3. No regression on any role. If evolving the fixer makes it better but the reviewer gets worse, that's a failure. Pareto improvement required.
4. Cost ceiling: evolution budget ≤ 20% of monthly swarm API spend. If tuning costs more than using, the economics don't work.
5. Convergence check: improvement must be statistically significant (p < 0.05) over 5 repeated runs. One lucky run doesn't count.

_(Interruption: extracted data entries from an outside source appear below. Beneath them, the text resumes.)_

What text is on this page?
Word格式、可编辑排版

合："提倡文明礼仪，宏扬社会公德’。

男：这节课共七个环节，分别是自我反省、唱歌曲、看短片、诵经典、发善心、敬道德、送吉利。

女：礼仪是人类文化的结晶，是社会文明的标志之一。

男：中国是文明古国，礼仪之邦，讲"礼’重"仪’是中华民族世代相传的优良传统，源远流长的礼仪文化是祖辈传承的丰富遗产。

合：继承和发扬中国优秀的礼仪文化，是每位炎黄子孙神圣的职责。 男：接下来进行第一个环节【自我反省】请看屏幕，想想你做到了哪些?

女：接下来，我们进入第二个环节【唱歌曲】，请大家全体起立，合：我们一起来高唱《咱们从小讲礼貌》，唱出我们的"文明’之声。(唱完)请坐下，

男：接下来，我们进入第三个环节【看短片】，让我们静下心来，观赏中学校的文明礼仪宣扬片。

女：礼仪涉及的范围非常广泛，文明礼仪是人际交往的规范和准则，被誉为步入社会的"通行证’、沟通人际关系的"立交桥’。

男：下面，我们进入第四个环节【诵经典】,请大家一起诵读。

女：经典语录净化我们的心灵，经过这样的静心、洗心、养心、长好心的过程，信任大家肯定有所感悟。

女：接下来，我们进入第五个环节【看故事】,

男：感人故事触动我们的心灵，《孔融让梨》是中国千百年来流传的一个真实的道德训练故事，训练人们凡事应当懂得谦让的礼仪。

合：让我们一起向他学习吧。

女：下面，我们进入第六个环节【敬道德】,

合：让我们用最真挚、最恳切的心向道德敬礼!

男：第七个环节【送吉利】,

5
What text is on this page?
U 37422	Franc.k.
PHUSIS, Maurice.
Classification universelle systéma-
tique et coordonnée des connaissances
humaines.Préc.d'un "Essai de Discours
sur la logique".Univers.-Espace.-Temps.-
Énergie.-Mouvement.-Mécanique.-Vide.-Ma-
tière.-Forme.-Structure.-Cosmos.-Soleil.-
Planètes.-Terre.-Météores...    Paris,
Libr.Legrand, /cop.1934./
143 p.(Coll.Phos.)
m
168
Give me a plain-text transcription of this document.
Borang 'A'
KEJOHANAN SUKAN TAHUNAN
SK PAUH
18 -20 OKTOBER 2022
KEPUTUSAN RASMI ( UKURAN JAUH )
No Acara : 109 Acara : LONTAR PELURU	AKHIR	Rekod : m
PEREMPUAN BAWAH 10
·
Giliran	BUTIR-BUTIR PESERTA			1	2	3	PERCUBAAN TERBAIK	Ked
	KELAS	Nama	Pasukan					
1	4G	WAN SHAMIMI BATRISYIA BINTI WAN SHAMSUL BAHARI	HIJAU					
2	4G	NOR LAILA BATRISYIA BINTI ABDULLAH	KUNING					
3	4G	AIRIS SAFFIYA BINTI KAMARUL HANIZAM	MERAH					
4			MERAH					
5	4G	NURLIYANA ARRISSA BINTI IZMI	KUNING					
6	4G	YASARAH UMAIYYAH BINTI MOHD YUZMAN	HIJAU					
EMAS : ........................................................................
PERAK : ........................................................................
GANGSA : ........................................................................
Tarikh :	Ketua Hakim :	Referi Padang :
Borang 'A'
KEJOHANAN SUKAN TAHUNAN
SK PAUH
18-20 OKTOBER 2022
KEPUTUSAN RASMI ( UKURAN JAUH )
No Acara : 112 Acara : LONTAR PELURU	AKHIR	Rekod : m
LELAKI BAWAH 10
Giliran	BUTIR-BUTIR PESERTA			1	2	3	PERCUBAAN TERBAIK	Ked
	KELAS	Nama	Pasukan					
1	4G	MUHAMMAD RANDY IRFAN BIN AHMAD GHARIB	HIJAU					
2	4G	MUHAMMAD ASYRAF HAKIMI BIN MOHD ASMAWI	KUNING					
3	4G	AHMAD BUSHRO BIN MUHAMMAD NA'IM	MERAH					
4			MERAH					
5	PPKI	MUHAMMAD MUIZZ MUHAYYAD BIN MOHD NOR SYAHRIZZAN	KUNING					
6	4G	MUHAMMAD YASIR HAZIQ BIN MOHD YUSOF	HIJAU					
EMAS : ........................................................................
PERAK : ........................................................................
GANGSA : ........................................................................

How to detect if it's NOT working

Red flag	What it means	Action
Evolved prompts are longer but not better	The LLM mutation is adding verbosity, not insight	Add a length penalty to fitness
Scores improve on train, flat on held-out	Overfitting to the benchmark task suite	Expand held-out set, add diversity pressure
B2 ≈ B4 (meta-evolution doesn't help)	The orchestrator/synthesis is already good enough, or the search space is too constrained	Stick with B2 (cheaper), revisit when more domains
B1 ≈ B2 (random ≈ structured search)	Archive/stepping stones aren't helping — the fitness landscape is smooth enough that random search works	Simplify to random search, save the engineering effort
Costs exceed 20% ceiling	Evolution is too expensive for the gains	Increase tuning cadence interval (monthly → quarterly) or reduce population size

Staged rollout

Don't go from B0 → B4 in one jump. Staged validation:

Week 1-2:  Implement B1 (random search) + eval harness from #354
           → Establishes that eval works, gives a random baseline number

Week 3-4:  Implement B2 (prompt-only evolution with archive)
           → If B2 > B1 by ≥15%, archive is justified
           → If B2 ≈ B1, stop here, random search is enough

Week 5-6:  Implement B3 (full evolution, no archive)
           → If B3 > B2, meta-evolution matters
           → If B3 ≈ B2, meta is not worth the cost

Week 7-8:  Implement B4 (full DGM-H) only if B3 > B2
           → If B4 > B3, archive + meta is the winning combo
           → Ship B4 as the monthly tuning loop

Each stage has a go/no-go gate. We don't build B4 unless B2 and B3 justify it.

This way we spend engineering effort proportional to proven value, and we have clear numbers at each stage to decide whether to continue or stop.

[justrach]

Update: skill-compatible mode changes the evolution story

#356 proposes a skill-compatible mode where roles are defined as Markdown files in .devswarm/skills/. This has a major implication for the DGM vs HyperAgents decision:

Markdown skill files are trivially evolvable. Instead of evolving compiled Zig (dangerous, complex), the evolution loop mutates Markdown prompts (safe, inspectable, revertable). The "agent program" that DGM-H wants to evolve becomes a collection of .md files — which is exactly the right abstraction level for production self-improvement.

This makes the B2 baseline (prompt-only evolution with archive) much more practical, and potentially sufficient without needing B4 (full DGM-H). The meta-level (orchestrator strategy, pipeline order) can also be expressed as skill metadata, keeping everything in the evolvable Markdown layer.